A collection of scripts for moving data between git and IPFS/IPLD. Here are the main points to consider when comparing this project with others:
- This repo provides a collection of narrowly-defined scripts; rather than an overarching tool (like a git-remote-helper or a UI).
- These scripts treat git and IPFS as "object stores". In particular, they are not directly compatible with "filesystem" approaches like IPFS's UnixFs.
The contents of this repo are currently split into three parts:
- Generic utilities live in the top-level, and are described below.
- The
car/directory contains utilities for converting between Git data and CAR files (content addressed archives). These work standalone and offline. - The
kubo/directory contains utilities for sending Git data into/out-of a running Kubo daemon (a widely used IPFS implementation).
All of the utilities in this repo are subject to the following caveats, which should be kept in mind when deciding if they're appropriate for your use-case.
These scripts use one IPFS block for each git object. This ensures their hashes stay the same, but this may cause problems for large blobs (files), since most IPFS nodes "in the wild" will reject blocks that are larger than ~1MB (for security reasons).
We currently assume hashes are SHA1. This is the most common case for git repos; although there's a slow transition to better hash algorithms like sha256. It's not hard to support others; I just haven't needed it.
Tags aren't supported/tested, since I haven't needed it.
Some of these commands assume the presence of a .git/objects directory, so
they don't work on bare repos yet. This would be straightforward to fix, but I
haven't needed to.
These scripts assume objects in the git repo are stored unpacked.
Adds metadata to a hex-encoded git SHA1 object ID, turning it into a CID.
$ git2cid 95296e419bcf7a7e84efe1396925ac55ee22b1f2
baf4bcfevffxedg6ppj7ij37bhfusllcv5yrld4q
Extracts the hash from a CID. Warns if it's not a "git-raw" SHA1.
$ cid2git baf4bcfevffxedg6ppj7ij37bhfusllcv5yrld4q
95296e419bcf7a7e84efe1396925ac55ee22b1f2
$ cid2git bafkreicysg23kiwv34eg2d7qweipxwosdo2py4ldv42nbauguluen5v6am
WARNING: CID 'bafkreicysg23kiwv34eg2d7qweipxwosdo2py4ldv42nbauguluen5v6am' has codec 'raw', not 'git-raw'
WARNING: CID 'bafkreicysg23kiwv34eg2d7qweipxwosdo2py4ldv42nbauguluen5v6am' has 'sha2-256' hash, not 'sha1'
5891b5b522d5df086d0ff0b110fbd9d21bb4fc7163af34d08286a2e846f6be03
When run from a git repo, this populates a directory with a particular tree from that repo.
$ git init -q
$ touch hello
$ git add hello
$ git commit -m "Add hello"
[master (root-commit) 3f016cd] Add hello
1 file changed, 0 insertions(+), 0 deletions(-)
create mode 100644 hello
$ touch goodbye
$ git add goodbye
$ git rm hello
rm 'hello'
$ git commit -m "Goodbye"
[master f1dfc13] Goodbye
1 file changed, 0 insertions(+), 0 deletions(-)

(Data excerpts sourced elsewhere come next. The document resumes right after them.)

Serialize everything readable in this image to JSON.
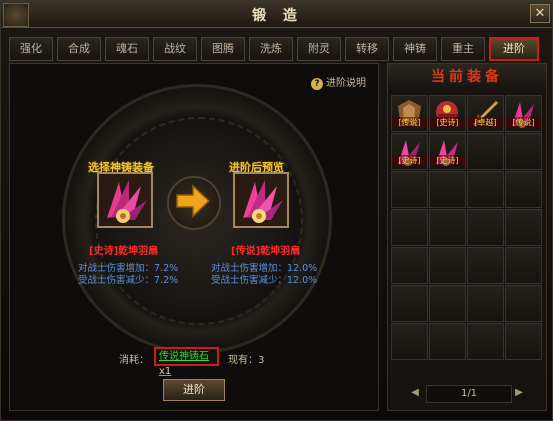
{
  "window": {
    "title": "锻 造",
    "close_label": "✕"
  },
  "tabs": [
    {
      "label": "强化"
    },
    {
      "label": "合成"
    },
    {
      "label": "魂石"
    },
    {
      "label": "战纹"
    },
    {
      "label": "图腾"
    },
    {
      "label": "洗炼"
    },
    {
      "label": "附灵"
    },
    {
      "label": "转移"
    },
    {
      "label": "神铸"
    },
    {
      "label": "重主"
    },
    {
      "label": "进阶",
      "active": true
    }
  ],
  "help_label": "进阶说明",
  "left": {
    "header": "选择神铸装备",
    "item_name": "[史诗]乾坤羽扇",
    "stats": [
      "对战士伤害增加：7.2%",
      "受战士伤害减少：7.2%"
    ]
  },
  "right": {
    "header": "进阶后预览",
    "item_name": "[传说]乾坤羽扇",
    "stats": [
      "对战士伤害增加：12.0%",
      "受战士伤害减少：12.0%"
    ]
  },
  "cost": {
    "label": "消耗：",
    "item": "传说神铸石",
    "qty": "x1",
    "have_label": "现有：3"
  },
  "advance_button": "进阶",
  "side": {
    "title": "当前装备",
    "items": [
      {
        "tag": "[传说]"
      },
      {
        "tag": "[史诗]"
      },
      {
        "tag": "[卓越]"
      },
      {
        "tag": "[传说]"
      },
      {
        "tag": "[史诗]"
      },
      {
        "tag": "[史诗]"
      }
    ],
    "page": "1/1"
  }
}
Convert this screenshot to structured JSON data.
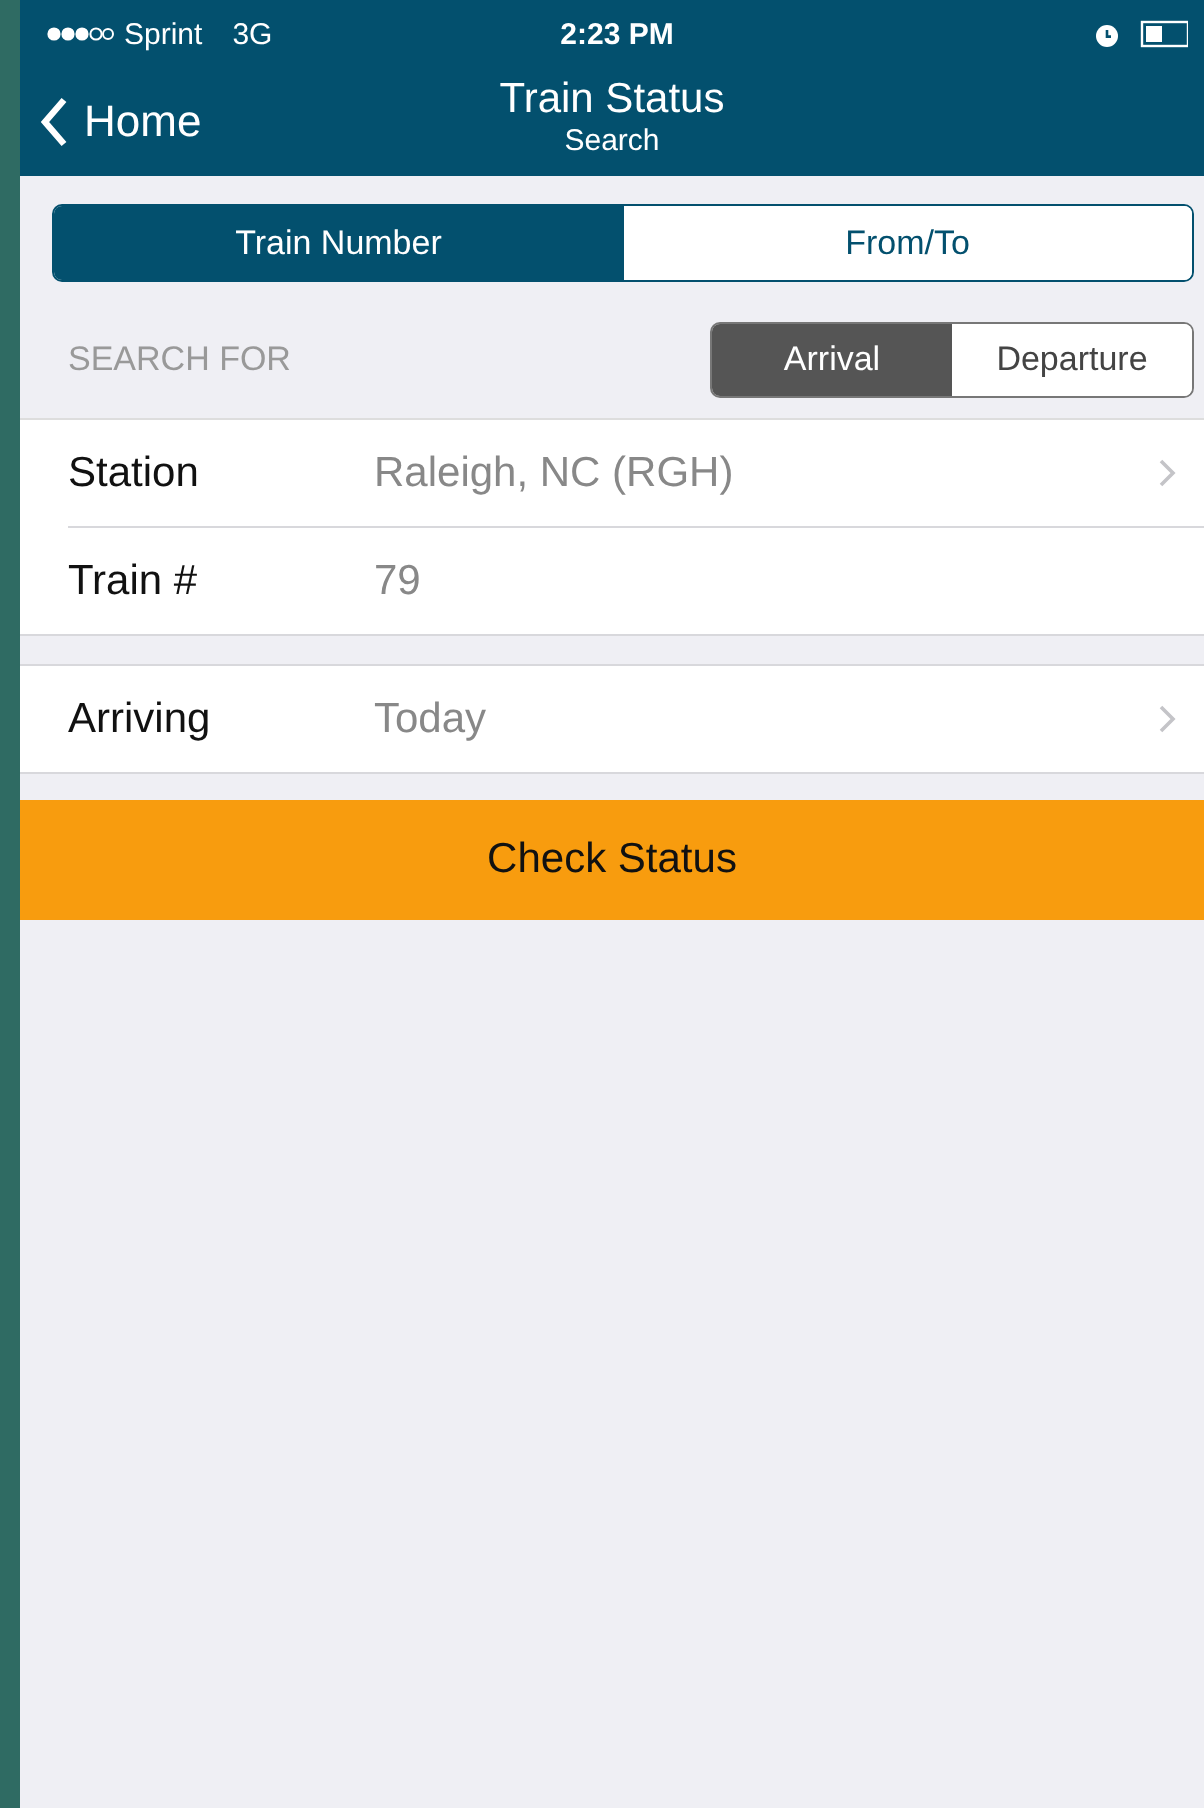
{
  "status_bar": {
    "carrier": "Sprint",
    "network": "3G",
    "time": "2:23 PM"
  },
  "nav_bar": {
    "back": "Home",
    "title": "Train Status",
    "subtitle": "Search"
  },
  "tabs": [
    {
      "label": "Train Number",
      "selected": true
    },
    {
      "label": "From/To",
      "selected": false
    }
  ],
  "search_for": {
    "label": "SEARCH FOR",
    "options": [
      {
        "label": "Arrival",
        "selected": true
      },
      {
        "label": "Departure",
        "selected": false
      }
    ]
  },
  "groups": [
    {
      "rows": [
        {
          "kind": "disclosure",
          "label": "Station",
          "value": "Raleigh, NC (RGH)"
        },
        {
          "kind": "plain",
          "label": "Train #",
          "value": "79"
        }
      ]
    },
    {
      "rows": [
        {
          "kind": "disclosure",
          "label": "Arriving",
          "value": "Today"
        }
      ]
    }
  ],
  "action_button": "Check Status"
}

rename hello => goodbye (100%)
$ ls
goodbye
$ ls ../my-old-tree
ls: cannot access '../my-old-tree': No such file or directory
$ git2dir 3f016cd^{tree} ../my-old-tree
$ ls ../my-old-tree
hello
Runs cid2git and reads the result (warning: uses import-from-derivation).
This Nix function takes a CID (which should identify a Git tree), fetches its contents as a CAR file from IPFS, and realises it into a directory. The result is a fixed-output derivation, whose hash is taken from the CID.